Animal Superpowers: Ant, Bird, Giraffe, & Rabbit
Project: The great enhancement debate
Project: The great enhancement debate

Rather than creating a series of toys and super-heros with weapons, we are interested in experimenting with the qualities of changing the perception as well as sensory enhancements changing your perspective or creating empathy with animals.
We believe curiosity and exploration is one of the major desires of children and our goal is not just to create a series of devices for exploration and curiosity that might be just fun for one afternoon. Much more we are interested in providing tools seeing the world through a different lens and to learn more about ourselves.
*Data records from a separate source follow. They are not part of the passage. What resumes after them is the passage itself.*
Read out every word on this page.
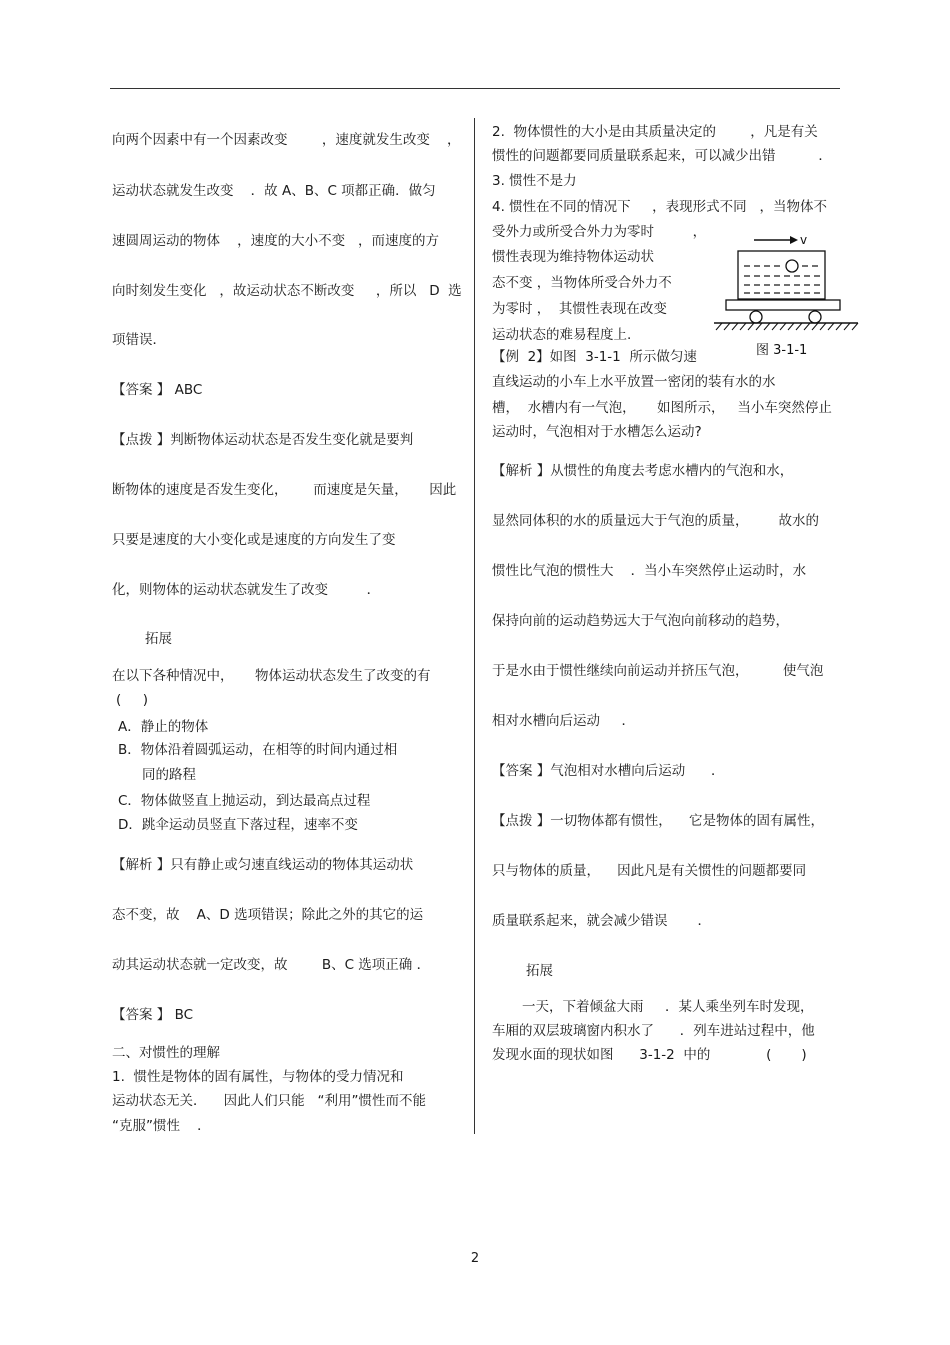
向两个因素中有一个因素改变        ，速度就发生改变    ，
运动状态就发生改变    ．故 A、B、C 项都正确．做匀
速圆周运动的物体    ，速度的大小不变   ，而速度的方
向时刻发生变化   ，故运动状态不断改变     ，所以   D  选
项错误．
【答案 】 ABC
【点拨 】判断物体运动状态是否发生变化就是要判
断物体的速度是否发生变化，      而速度是矢量，     因此
只要是速度的大小变化或是速度的方向发生了变
化，则物体的运动状态就发生了改变         ．
拓展
在以下各种情况中，     物体运动状态发生了改变的有
(     )
A．静止的物体
B．物体沿着圆弧运动，在相等的时间内通过相
同的路程
C．物体做竖直上抛运动，到达最高点过程
D．跳伞运动员竖直下落过程，速率不变
【解析 】只有静止或匀速直线运动的物体其运动状
态不变，故    A、D 选项错误；除此之外的其它的运
动其运动状态就一定改变，故        B、C 选项正确 ．
【答案 】 BC
二、对惯性的理解
1.  惯性是物体的固有属性，与物体的受力情况和
运动状态无关．    因此人们只能   “利用”惯性而不能
“克服”惯性    ．
2.  物体惯性的大小是由其质量决定的        ，凡是有关
惯性的问题都要同质量联系起来，可以减少出错          ．
3. 惯性不是力
4. 惯性在不同的情况下     ，表现形式不同   ，当物体不
受外力或所受合外力为零时         ，
惯性表现为维持物体运动状
态不变 ，当物体所受合外力不
为零时 ，  其惯性表现在改变
运动状态的难易程度上.
【例  2】如图  3-1-1  所示做匀速
直线运动的小车上水平放置一密闭的装有水的水
槽，  水槽内有一气泡，     如图所示，   当小车突然停止
运动时，气泡相对于水槽怎么运动?
【解析 】从惯性的角度去考虑水槽内的气泡和水，
显然同体积的水的质量远大于气泡的质量，       故水的
惯性比气泡的惯性大    ．当小车突然停止运动时，水
保持向前的运动趋势远大于气泡向前移动的趋势，
于是水由于惯性继续向前运动并挤压气泡，        使气泡
相对水槽向后运动     ．
【答案 】气泡相对水槽向后运动      ．
【点拨 】一切物体都有惯性，    它是物体的固有属性，
只与物体的质量，    因此凡是有关惯性的问题都要同
质量联系起来，就会减少错误       ．
拓展
一天，下着倾盆大雨     ．某人乘坐列车时发现，
车厢的双层玻璃窗内积水了      ．列车进站过程中，他
发现水面的现状如图      3-1-2  中的             (       )
v
图 3-1-1
2
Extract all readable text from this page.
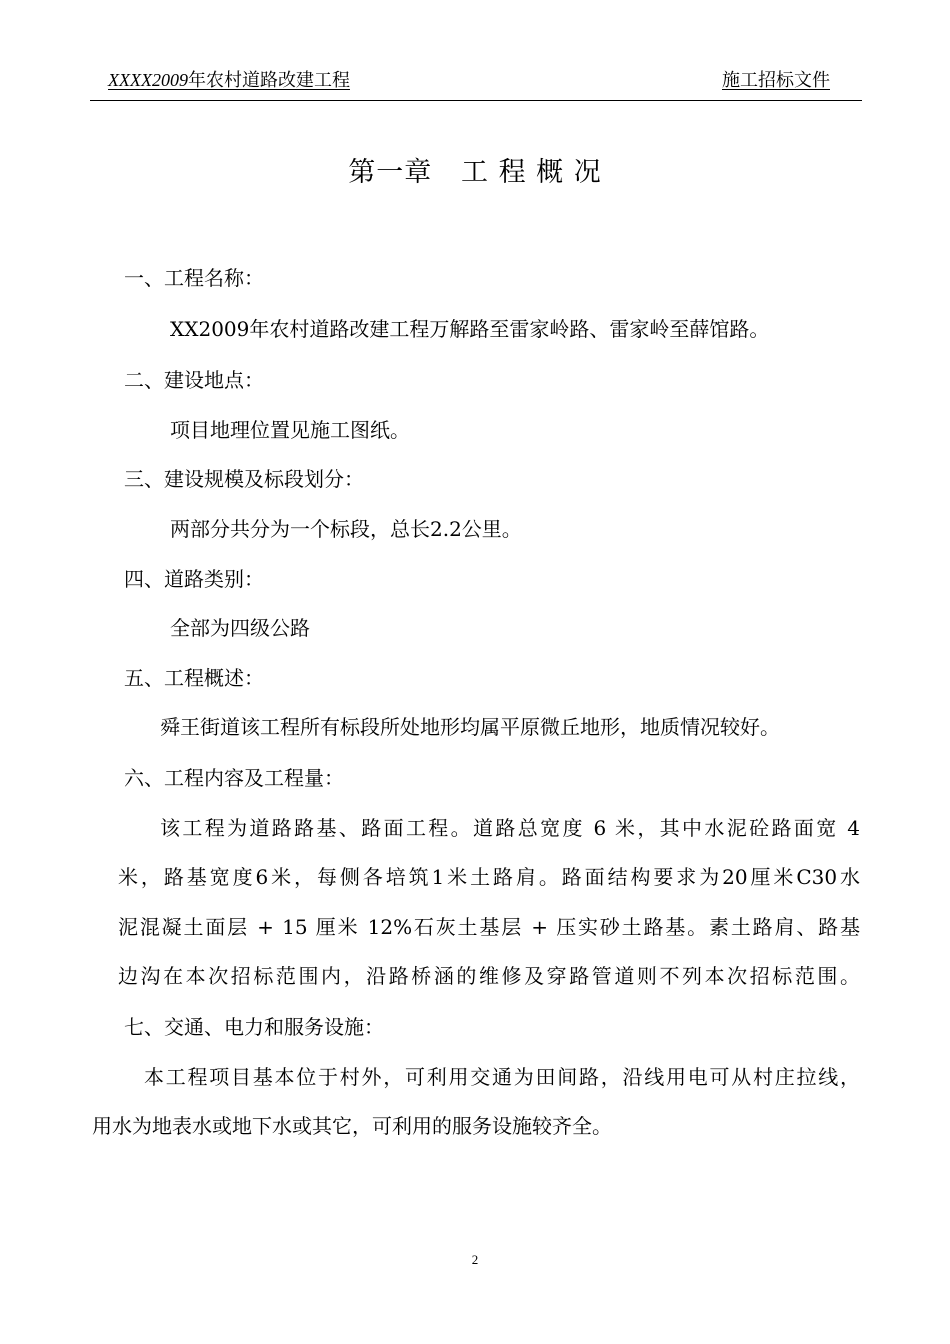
XXXX2009年农村道路改建工程	施工招标文件
第一章   工 程 概 况
一、工程名称：
XX2009年农村道路改建工程万解路至雷家岭路、雷家岭至薛馆路。
二、建设地点：
项目地理位置见施工图纸。
三、建设规模及标段划分：
两部分共分为一个标段，总长2.2公里。
四、道路类别：
全部为四级公路
五、工程概述：
舜王街道该工程所有标段所处地形均属平原微丘地形，地质情况较好。
六、工程内容及工程量：
该工程为道路路基、路面工程。道路总宽度 6 米，其中水泥砼路面宽 4
米，路基宽度6米，每侧各培筑1米土路肩。路面结构要求为20厘米C30水
泥混凝土面层 + 15 厘米 12%石灰土基层 + 压实砂土路基。素土路肩、路基
边沟在本次招标范围内，沿路桥涵的维修及穿路管道则不列本次招标范围。
七、交通、电力和服务设施：
本工程项目基本位于村外，可利用交通为田间路，沿线用电可从村庄拉线，
用水为地表水或地下水或其它，可利用的服务设施较齐全。
2
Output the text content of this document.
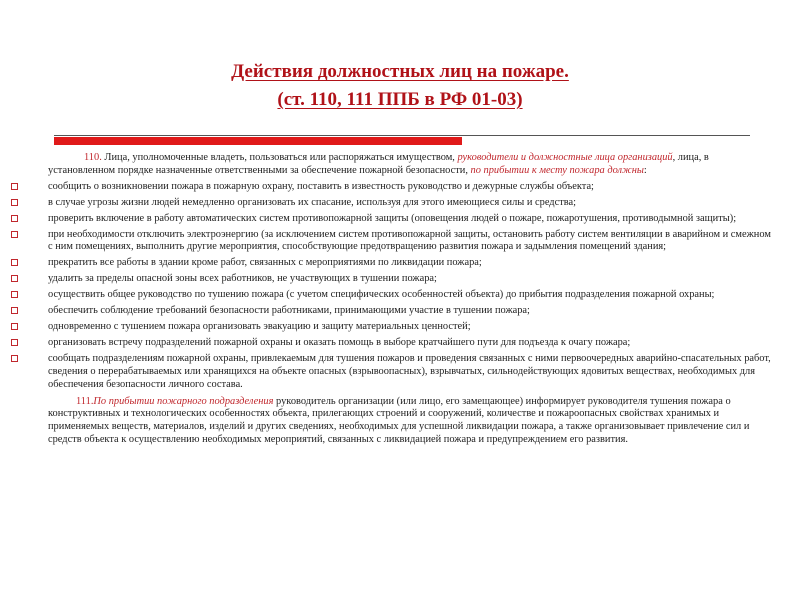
Действия должностных лиц на пожаре.
(ст. 110, 111 ППБ в РФ 01-03)

110. Лица, уполномоченные владеть, пользоваться или распоряжаться имуществом, руководители и должностные лица организаций, лица, в установленном порядке назначенные ответственными за обеспечение пожарной безопасности, по прибытии к месту пожара должны:

сообщить о возникновении пожара в пожарную охрану, поставить в известность руководство и дежурные службы объекта;
в случае угрозы жизни людей немедленно организовать их спасание, используя для этого имеющиеся силы и средства;
проверить включение в работу автоматических систем противопожарной защиты (оповещения людей о пожаре, пожаротушения, противодымной защиты);
при необходимости отключить электроэнергию (за исключением систем противопожарной защиты, остановить работу систем вентиляции в аварийном и смежном с ним помещениях, выполнить другие мероприятия, способствующие предотвращению развития пожара и задымления помещений здания;
прекратить все работы в здании кроме работ, связанных с мероприятиями по ликвидации пожара;
удалить за пределы опасной зоны всех работников, не участвующих в тушении пожара;
осуществить общее руководство по тушению пожара (с учетом специфических особенностей объекта) до прибытия подразделения пожарной охраны;
обеспечить соблюдение требований безопасности работниками, принимающими участие в тушении пожара;
одновременно с тушением пожара организовать эвакуацию и защиту материальных ценностей;
организовать встречу подразделений пожарной охраны и оказать помощь в выборе кратчайшего пути для подъезда к очагу пожара;
сообщать подразделениям пожарной охраны, привлекаемым для тушения пожаров и проведения связанных с ними первоочередных аварийно-спасательных работ, сведения о перерабатываемых или хранящихся на объекте опасных (взрывоопасных), взрывчатых, сильнодействующих ядовитых веществах, необходимых для обеспечения безопасности личного состава.

111.По прибытии пожарного подразделения руководитель организации (или лицо, его замещающее) информирует руководителя тушения пожара о конструктивных и технологических особенностях объекта, прилегающих строений и сооружений, количестве и пожароопасных свойствах хранимых и применяемых веществ, материалов, изделий и других сведениях, необходимых для успешной ликвидации пожара, а также организовывает привлечение сил и средств объекта к осуществлению необходимых мероприятий, связанных с ликвидацией пожара и предупреждением его развития.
We believe those devices could possibly create empathy with animals, experiencing what they experience as well as providing an interface to communicate with them.
This is just a start of the experiment and we believe it is possible to create also tools for play with deeper layers, learning levels and more layered interactivity that could even become an extension of your body rather than just an traditional play-object.
Animals have senses beyond human experience, they instinctively feel approaching tsunamis through low frequencies, communicate through pheromones or can navigate through magnetic fields.
Students of Design Interactions Chris Woebken and Kenichi Okada, in collaboration with MBA students from the Oxford Said Business-school, have been developing a series of sensory enhancements toys for children to experience "animal superpowers." Each prototype allows the kid to change perspective or feel empathy with animals.
At the work in progress show of the Royal College of Art in London a few weeks ago there were showing 3 of their prototypes:

Ant - feeling like an ant magnifying your vision 50x through microscope antennas on your hands
Bird - gaining a sense for magnetic fields
Giraffe - a child to adult converter changing your voice & perspective
They are also developing Elephant shoes that pick up transmitting vibrations from fellows and a head mounted Theremin (!) to provide children with an enhanced spatial vision similar to the one of an electric Eel.
I played with the ant and giraffe devices while visiting the RCA show and found out that the objects do exactly what their description says: i felt humbled by the ant devices (i could not see anything of what was around me but could perceive all the tiny cracks and details on the surface of of the table i was exploring) and while doning the giraffe helmet i could only perceive the head of the tallest people in the room...

Designed by Rokos in collaboration with Kathrin Bohm and Andreas Lang, the object lowered your vision to ground level, and outwards, by the use of periscopes. The device was set off centre on a wheel to create the sensation of hopping. The device comes with ears and a tail, so that onlookers can also understand the product's purpose.